Upon acquiring the building at 107 Elm Street, Francesca set up chicken coops in the rear of the property. She raised chickens and traveled the Cortland area with her family selling chickens and eggs. In addition, from time to time, Francesca would sell fireworks on the corners of Elm and Pomeroy Streets, and quickly became the go-to person for those who sought out the excitement of fireworks.
Francesca was quite content with her business, until the day a local businessman, who sold bread locally, informed her that he too would be selling fireworks right down the street. This was not welcoming news. Francesca warned that if he sold fireworks then she too would start selling bread. And so she did.
Francesca would travel to Syracuse, buy bread, and return to Cortland to sell it along with her chickens, eggs, and fireworks. This paved the way for Francesca’s grocery store, which was the original business housed here. The grocery store operated from the early 1920’s to 1933. Francesca’s “Grocery” store was a very popular stop by the locals on their way home from work. The store did actually have grocery items but was actually more popular among the locals for another reason. The Grocery was actually the East Ends only “Speakeasy”.(A speakeasy, also called a blind pig or blind tiger, was an illicit establishment that sold alcoholic beverages. Such establishments came into prominence in the United States during the Prohibition era (1920–1933, longer in some states). During that time, the sale, manufacture, and transportation (bootlegging) of alcoholic beverages was illegal throughout the United States, except in Maryland. Speakeasies largely disappeared after Prohibition was ended in 1933, and the term is now used to describe some retro style bars.) Locals would stop in for a glass of Angelo’s fine home made wine. Our Beloved Francesca actually was cited for serving alcohol illegally during Prohibition.

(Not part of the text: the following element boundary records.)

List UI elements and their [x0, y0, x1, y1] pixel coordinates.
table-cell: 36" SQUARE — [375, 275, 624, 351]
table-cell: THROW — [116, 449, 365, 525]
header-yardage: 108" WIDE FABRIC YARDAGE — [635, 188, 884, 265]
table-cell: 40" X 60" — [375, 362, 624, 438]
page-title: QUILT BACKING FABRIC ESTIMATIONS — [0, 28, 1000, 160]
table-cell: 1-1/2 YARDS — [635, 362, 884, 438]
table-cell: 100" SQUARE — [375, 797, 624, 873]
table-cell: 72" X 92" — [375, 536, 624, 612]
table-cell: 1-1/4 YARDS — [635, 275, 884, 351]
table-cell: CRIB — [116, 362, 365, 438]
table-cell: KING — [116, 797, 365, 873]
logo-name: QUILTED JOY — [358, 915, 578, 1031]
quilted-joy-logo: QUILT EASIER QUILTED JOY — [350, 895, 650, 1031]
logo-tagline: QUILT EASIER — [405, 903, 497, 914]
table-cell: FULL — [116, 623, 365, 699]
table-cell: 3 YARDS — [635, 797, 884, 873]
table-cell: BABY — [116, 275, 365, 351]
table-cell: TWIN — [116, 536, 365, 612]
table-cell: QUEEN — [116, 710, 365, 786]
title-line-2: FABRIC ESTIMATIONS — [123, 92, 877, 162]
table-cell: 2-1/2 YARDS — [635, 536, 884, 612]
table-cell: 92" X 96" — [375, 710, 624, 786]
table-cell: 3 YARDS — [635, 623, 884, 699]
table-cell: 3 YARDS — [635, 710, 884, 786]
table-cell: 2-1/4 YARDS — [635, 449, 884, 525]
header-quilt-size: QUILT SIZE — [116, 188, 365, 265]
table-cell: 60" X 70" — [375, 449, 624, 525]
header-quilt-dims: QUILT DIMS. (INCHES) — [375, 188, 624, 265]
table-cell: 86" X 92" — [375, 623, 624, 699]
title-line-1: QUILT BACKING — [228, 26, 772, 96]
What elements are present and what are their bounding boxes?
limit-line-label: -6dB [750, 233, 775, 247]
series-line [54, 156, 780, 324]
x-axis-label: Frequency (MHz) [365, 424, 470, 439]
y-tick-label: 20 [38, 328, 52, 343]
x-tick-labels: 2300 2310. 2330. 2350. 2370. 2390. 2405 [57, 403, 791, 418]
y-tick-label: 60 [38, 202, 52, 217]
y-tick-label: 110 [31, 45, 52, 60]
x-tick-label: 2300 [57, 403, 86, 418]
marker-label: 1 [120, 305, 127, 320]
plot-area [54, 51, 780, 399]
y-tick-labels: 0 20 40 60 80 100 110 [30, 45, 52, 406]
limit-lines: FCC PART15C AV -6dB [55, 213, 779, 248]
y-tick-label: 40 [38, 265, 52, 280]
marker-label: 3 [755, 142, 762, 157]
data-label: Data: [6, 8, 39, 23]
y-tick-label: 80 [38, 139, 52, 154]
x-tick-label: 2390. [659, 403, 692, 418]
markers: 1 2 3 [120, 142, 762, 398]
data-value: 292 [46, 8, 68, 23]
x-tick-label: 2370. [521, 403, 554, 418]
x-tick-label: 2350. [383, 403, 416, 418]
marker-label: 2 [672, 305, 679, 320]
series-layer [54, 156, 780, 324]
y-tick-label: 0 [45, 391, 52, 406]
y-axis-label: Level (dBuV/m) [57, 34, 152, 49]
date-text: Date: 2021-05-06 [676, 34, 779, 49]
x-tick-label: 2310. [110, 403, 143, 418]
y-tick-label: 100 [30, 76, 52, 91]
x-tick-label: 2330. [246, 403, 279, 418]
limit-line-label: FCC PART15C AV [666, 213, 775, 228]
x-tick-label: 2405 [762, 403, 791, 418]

When Prohibition ended in 1933, Francesca remodeled the building to house a dance hall, and received one of Central New York’s first liquor licenses. Today’s coatroom was the “snack” room. Patrons would enjoy a hearty beverage at the bar, dance the night away (in the now dining room) and stand in line at Francesca’s snack room for one of her famous snacks or a slice of her delicious tomato pie (Pizza). Francesca was the first to make and sell tomato pie in Cortland, New York. She actually had a tin maker create her sheet pizza style tins to make her pie on. Those very tins are still in existence and used throughout the family.
Her two sons, John and Mike, eventually convinced her soon after World War II to open to the public for dinners as the demand for their delicious food had grown. The two son’s would assist her in the kitchen and behind the bar. Her daughter, Mary, would run the dining room and from time to time give live piano accompanied performances on stage. The venue was a popular place for swing bands and the same stage once hosted the legendary Louie Armstrong.
The stage was removed in the late forties during a dining room remodel and the demand for seating increased. The booth in its place has since been nostalgically dubbed the “piano booth”.
With the exception of a few physical modifications, not much has changed inside the walls of the Green Arch over the years, and most consider this a good thing. Same delicious food, same service with a smile and purely it is no coincidence that to this day, The Green Arch’s signature drink is the famous Old Fashioned!
Passed on to Francesca’s son John in the early fifties, and since handed over to his son, John Michael Discenza.
Often asked: “Where did the name Green Arch” come from? During the early years, when Francesca would host many locals at her Grocery/Speakeasy, two elderly women would stop in daily and one day offered their opinion for a name for her business. At the time it was just the grocery. One of the women noticed a green arch at the top of the stairs that led up to the coat room and offered up the idea that she should call their business the Green Arch…..The rest is history!